I personally think that MicroFormats are a great idea, but they don’t really have enouhg adoption by vendors to make it worthwhile in many cases. Once browsers start natively recognizing and supporting MicroFormats, there will likely be some additional work put into localization and some of the other technical issues.
April 15th, 2008 at 9:21 am
The interesting thing here is that Microformats are less likely to receive browser endorsement if it can’t support i18n. What you’ll end up with is a company like Microsoft embracing and extending the format.
April 15th, 2008 at 10:33 am
Any ideas on how to do it better?
I personally don’t have a huge amount of experience with localization, and I have a feeling many of the people in the MicroFormats community might be in the same boat.

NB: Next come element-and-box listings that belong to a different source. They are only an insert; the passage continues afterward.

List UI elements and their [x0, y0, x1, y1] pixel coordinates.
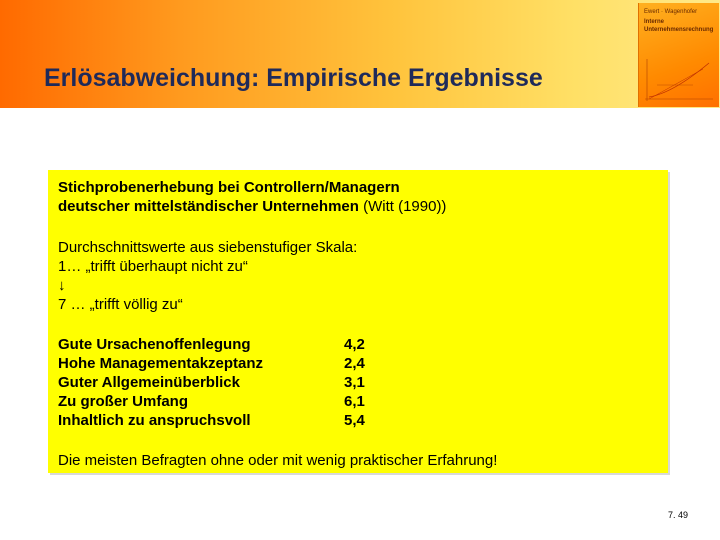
book-chart-graphic: [645, 59, 713, 101]
item-value: 4,2: [344, 336, 365, 353]
heading-line2-text: deutscher mittelständischer Unternehmen: [58, 198, 359, 215]
conclusion: Die meisten Befragten ohne oder mit weni…: [58, 452, 498, 469]
scale-intro: Durchschnittswerte aus siebenstufiger Sk…: [58, 239, 358, 256]
item-value: 6,1: [344, 393, 365, 410]
page-number: 7. 49: [668, 510, 689, 520]
content-box: Stichprobenerhebung bei Controllern/Mana…: [48, 170, 668, 473]
heading-line1: Stichprobenerhebung bei Controllern/Mana…: [58, 179, 400, 196]
heading-line2: deutscher mittelständischer Unternehmen …: [58, 197, 446, 216]
item-label: Hohe Managementakzeptanz: [58, 355, 264, 372]
item-label: Gute Ursachenoffenlegung: [58, 336, 251, 353]
item-value: 3,1: [344, 374, 365, 391]
scale-arrow: ↓: [58, 277, 66, 294]
citation: (Witt (1990)): [358, 198, 447, 215]
page-title: Erlösabweichung: Empirische Ergebnisse: [44, 64, 543, 92]
book-cover-image: Ewert · Wagenhofer Interne Unternehmensr…: [638, 3, 719, 107]
header-banner: [0, 0, 720, 108]
item-label: Guter Allgemeinüberblick: [58, 374, 240, 391]
scale-high: 7 … „trifft völlig zu“: [58, 296, 183, 313]
item-value: 5,4: [344, 412, 365, 429]
item-value: 2,4: [344, 355, 365, 372]
item-label: Zu großer Umfang: [58, 393, 188, 410]
item-label: Inhaltlich zu anspruchsvoll: [58, 412, 251, 429]
scale-low: 1… „trifft überhaupt nicht zu“: [58, 258, 248, 275]
book-authors: Ewert · Wagenhofer: [644, 9, 698, 15]
book-title-line2: Unternehmensrechnung: [644, 27, 714, 33]
book-title-line1: Interne: [644, 19, 665, 25]
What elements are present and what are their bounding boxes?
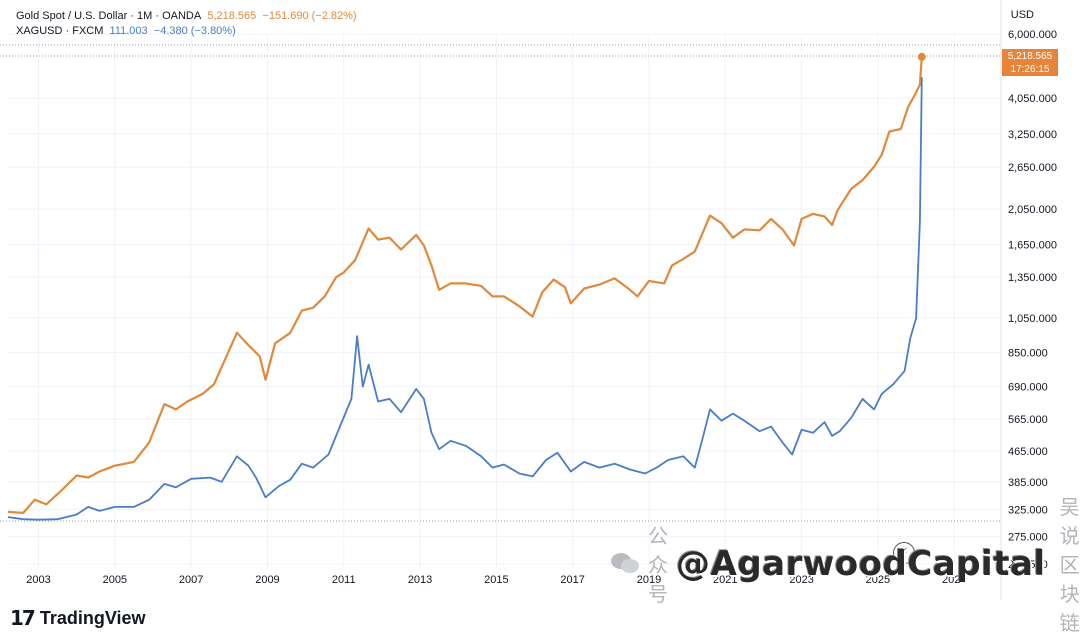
y-tick-label: 1,650.000	[1008, 239, 1057, 251]
legend-gold-value: 5,218.565	[207, 10, 257, 22]
x-tick-label: 2013	[408, 574, 432, 586]
x-tick-label: 2011	[332, 574, 356, 586]
y-tick-label: 2,050.000	[1008, 204, 1057, 216]
watermark-suffix: 吴说区块链	[1059, 497, 1080, 635]
y-tick-label: 275.000	[1008, 532, 1048, 544]
watermark-prefix: 公众号	[648, 526, 668, 606]
y-tick-label: 2,650.000	[1008, 162, 1057, 174]
wechat-icon	[610, 551, 640, 577]
x-tick-label: 2025	[866, 574, 890, 586]
legend-gold: Gold Spot / U.S. Dollar · 1M · OANDA 5,2…	[16, 10, 357, 22]
x-tick-label: 2023	[789, 574, 813, 586]
y-tick-label: 1,350.000	[1008, 272, 1057, 284]
x-tick-label: 2019	[637, 574, 661, 586]
watermark-brand: @AgarwoodCapital	[676, 543, 1046, 584]
tradingview-logo[interactable]: 17 TradingView	[10, 606, 146, 630]
lightning-icon[interactable]: ⚡	[893, 542, 915, 564]
x-tick-label: 2017	[560, 574, 584, 586]
x-tick-label: 2005	[103, 574, 127, 586]
x-tick-label: 2009	[255, 574, 279, 586]
tradingview-name: TradingView	[39, 607, 146, 628]
y-tick-label: 850.000	[1008, 348, 1048, 360]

I didn’t even realize that the formats wouldn’t work for other languages. I believe that the type can be any value, though I may be mistaken.
In all honesty, I wouldn’t mind if Microsoft embraced Microformats. It would be better than using a more proprietary format and it would give Microformats some visiblity. If MicroFomats were natively supported in IE8, or even added to IE7 through a patch, that would likely make a lot more developers take notice.
April 15th, 2008 at 10:49 am
While I’m all for internationalization, is not HTML itself a bit too English-centric? A paragraph tag, for instance, derives the “P” from the English word for paragraph. So it is with DIV, for division, etc. We have to draw the line somewhere, if only for the sake of being able to support parsers. :)
April 15th, 2008 at 11:13 am
@Nathan: Yes, but you never see a “p” tag in clear text. It’s under the hood. Microformats require that “tel” or “home” be in the clear.
@Ian: I didn’t think much about i18n either till I got hit with a scenario that required it.
May 20th, 2008 at 3:01 am
I’ve written about the microformats misconceptions and the common criticisms here: http://www.csarven.ca/microformats-misconceptions
I don’t believe that the whole microformats concept is faulty or useless if localisation is an issue. Keep in mind that microformats is adopting *existing* standards (e.g., vCard) for most common patterns. The root of the problem is outside of microformats and it would be great if it could be solved easily.